We can see that the GAN’s outputs are a lot more unstable than those of the diffusion model, which makes for a more interesting GIF, but suggests that the generation is a lot less controllable. The diffusion model’s outputs hardly change except for the moving obstruction itself, whereas the entire GAN image changes as the obstruction moves.

Why it matters

To provide some background, we have a dataset of hundreds of thousands of roofs that we trained these generative models on. We’ve seen the different results of different generative models (both GANs and diffusion models) above. Our roof-modeling pipeline, which takes roof images and LIDAR data as input and automatically outputs 3D roof models, is trained on the same dataset.

Secondly, diffusion models were invented for the purpose of generating realistic images, and are currently primarily used for that. But our team is looking into whether they could be used to improve the results of our roof-modeling pipeline as well.

Conclusion

As computer vision literature and our own findings suggest, diffusion models can indeed produce realistic images that match and even outperform GAN-generated images.

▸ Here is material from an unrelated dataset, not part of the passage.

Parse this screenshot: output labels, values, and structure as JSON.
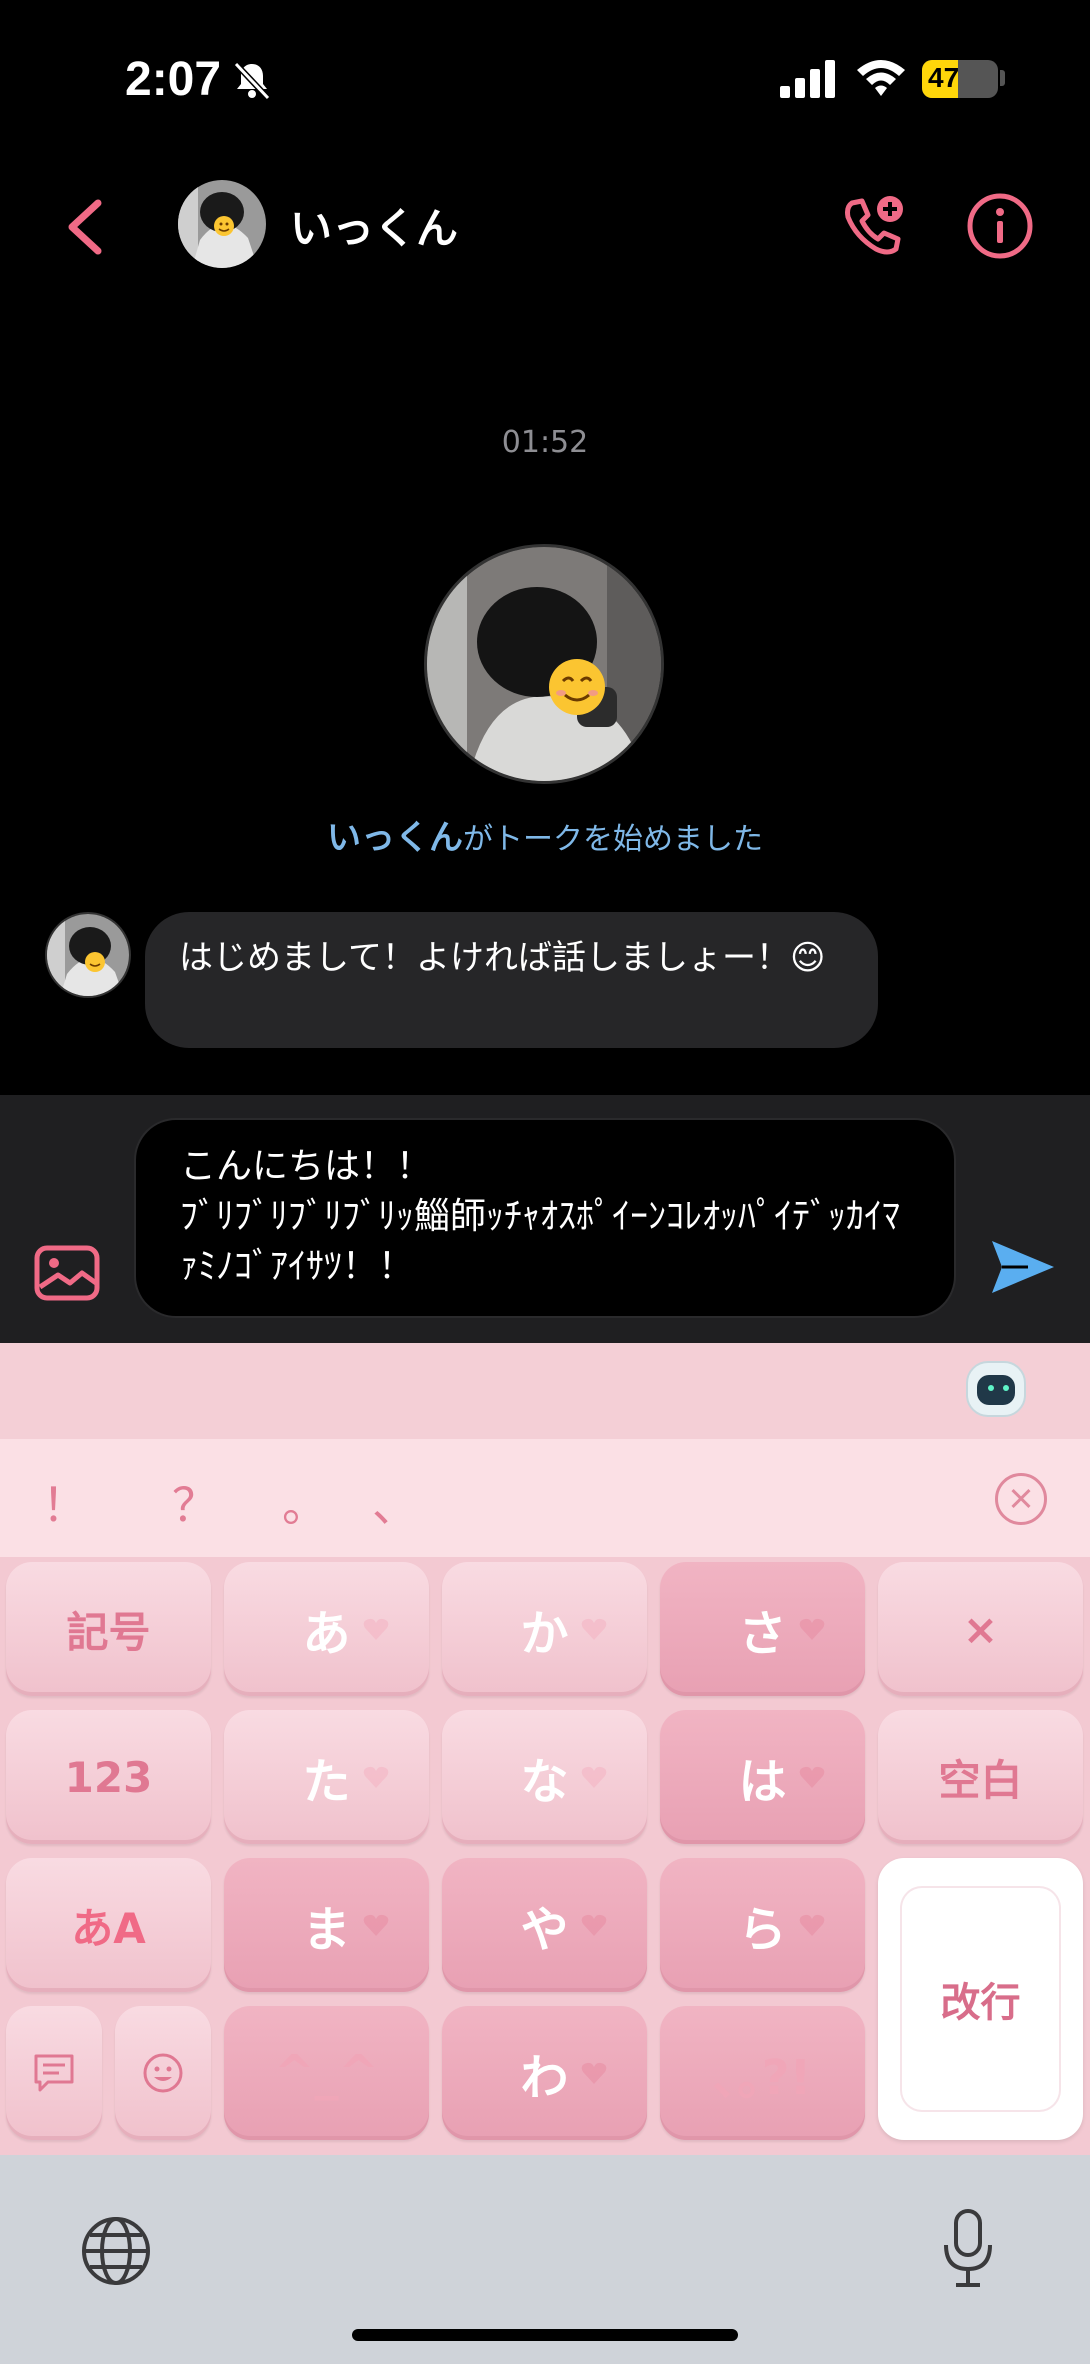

However, diffusion models take much longer to generate images than GANs.

Over the next few years, we will hopefully see developments that speed up the generation of images with diffusion models.

Acknowledgments

Many thanks to Maxwell Siegelman for implementing and training the diffusion model. Thanks as well to Sherry Huang for her feedback on this blog post.

FAQs GAN vs diffusion model

How fast is a GAN compared to a diffusion model?

GANs are generally much faster than diffusion models when generating images, because GANs use a generator and discriminator network to generate images, while diffusion models require multiple iterations of a diffusion process for each image.

For example, our GAN takes about two minutes to generate 4,000 images, while the diffusion model takes two days to do the same. This is equivalent to approximately 0.03 seconds and 40 seconds respectively per image, or a speed difference of more than 1,000x.

Is diffusion better than GANs?

It really depends on which application you’re using and for what. Diffusion models may be best for tasks valuing high-quality, realistic outputs and diversity. But in situations where computational efficiency is important, GANs might be preferred. Ultimately, to decide between diffusion models and GANs, you should carefully consider the project’s objectives, available resources, and the specific challenges that each technology best addresses.

Why do diffusion models not suffer from mode collapse?

Mode collapse is a phenomenon where the generator produces limited or repeated samples. This is more likely to happen with GANs if the generator finds a particular pattern or subset of the data that consistently fools the discriminator. Unlike GANs, diffusion models are less prone to this issue because they use an iterative refinement process that gradually improves the generated images, rather than attempting to produce them all at once. Diffusion models also don’t rely on a discriminator to guide the generator, which further minimizes mode collapse risk.